Elizabeth Graver


Elizabeth Graver is an American writer and academic.

Early life and education

Graver was born in Los Angeles on July 2, 1964, and grew up in Williamstown, Massachusetts. She received her B.A. from Wesleyan University in 1986, and her M.F.A. from the Washington University in St. Louis in 1999. She also did graduate work at Cornell University.

Career

A recipient of fellowships from Guggenheim Foundation, the MacDowell Colony, Yaddo, the National Endowment for the Arts, and the Suzy Newhouse Center for the Humanities at Wellesley College, she has been a Professor of English and Creative Writing at Boston College since 1993.
Her 2013 novel, The End of the Point, was long-listed for the 2013 National Book Award and has met with praise since its release.

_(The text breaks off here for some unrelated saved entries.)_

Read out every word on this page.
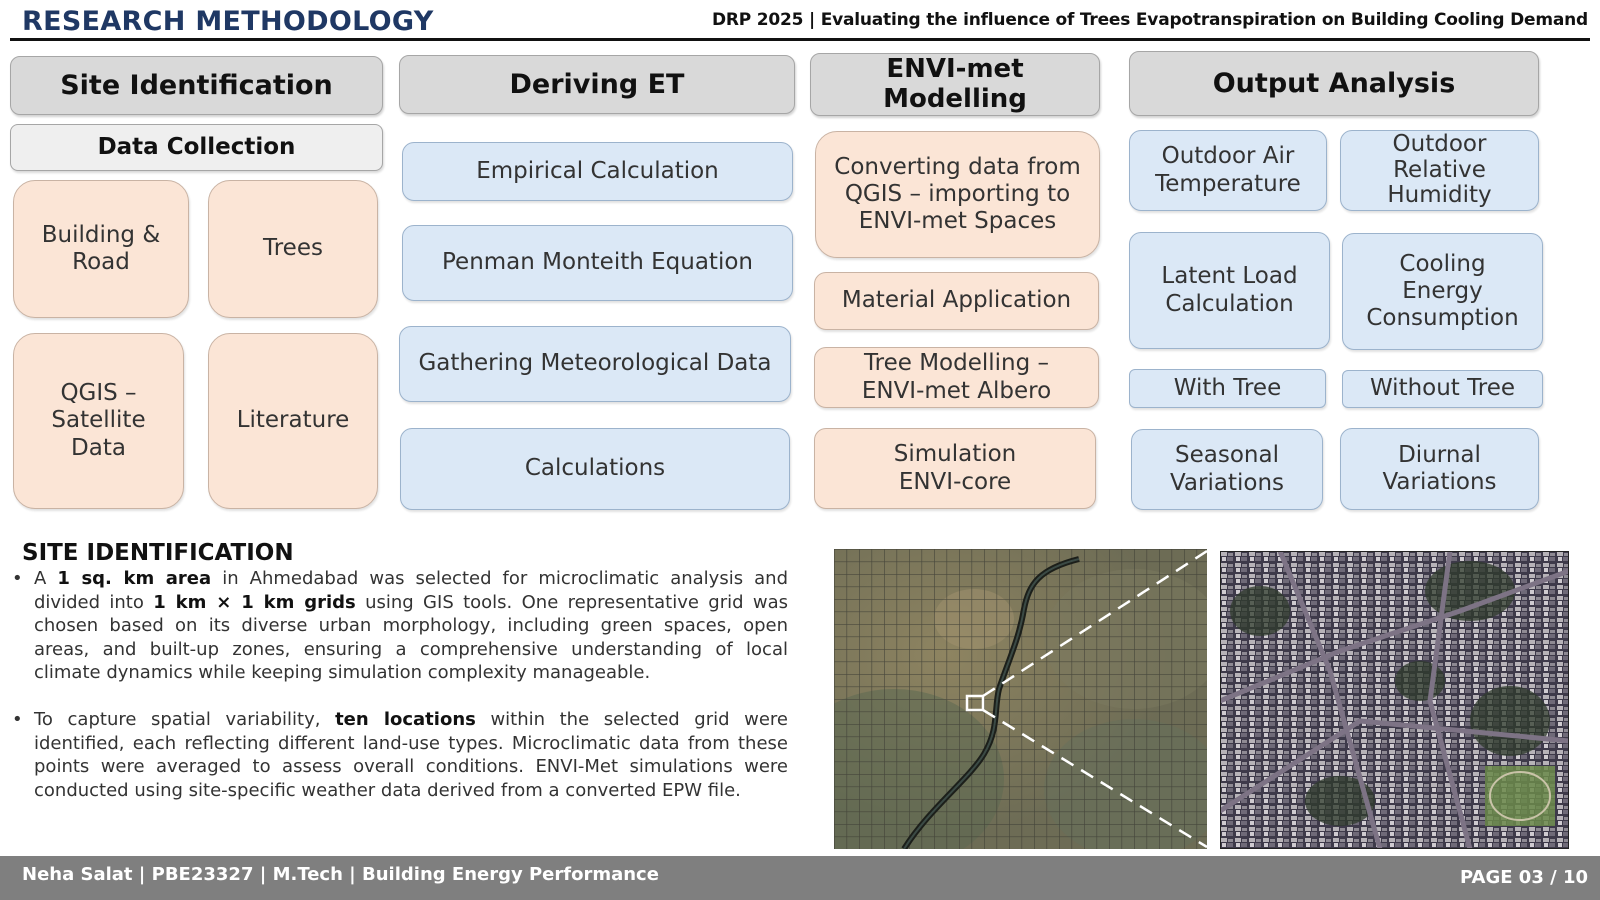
RESEARCH METHODOLOGY	DRP 2025 | Evaluating the influence of Trees Evapotranspiration on Building Cooling Demand
Site Identification
Data Collection
Building & Road
Trees
QGIS – Satellite Data
Literature
Deriving ET
Empirical Calculation
Penman Monteith Equation
Gathering Meteorological Data
Calculations
ENVI-met Modelling
Converting data from QGIS – importing to ENVI-met Spaces
Material Application
Tree Modelling – ENVI-met Albero
Simulation ENVI-core
Output Analysis
Outdoor Air Temperature
Outdoor Relative Humidity
Latent Load Calculation
Cooling Energy Consumption
With Tree	Without Tree
Seasonal Variations
Diurnal Variations
SITE IDENTIFICATION
• A 1 sq. km area in Ahmedabad was selected for microclimatic analysis and divided into 1 km × 1 km grids using GIS tools. One representative grid was chosen based on its diverse urban morphology, including green spaces, open areas, and built-up zones, ensuring a comprehensive understanding of local climate dynamics while keeping simulation complexity manageable.
• To capture spatial variability, ten locations within the selected grid were identified, each reflecting different land-use types. Microclimatic data from these points were averaged to assess overall conditions. ENVI-Met simulations were conducted using site-specific weather data derived from a converted EPW file.
Neha Salat | PBE23327 | M.Tech | Building Energy Performance	PAGE 03 / 10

The novel, featured by The New York Times Book Review editor Alida Becker, is set in a summer community on the coast of Massachusetts from 1942 through 1999 and is a layered meditation on place and family across half a century. Graver's first novel, Unravelling, is set in 19th-century America in the Lowell textile mills and tells the story of a fiercely independent young woman and the life she eventually fashions for herself. The Honey Thief, a contemporary novel, explores a mother-daughter relationship.

Personal life

Married to civil rights lawyer James Pingeon, Graver is the mother of two daughters.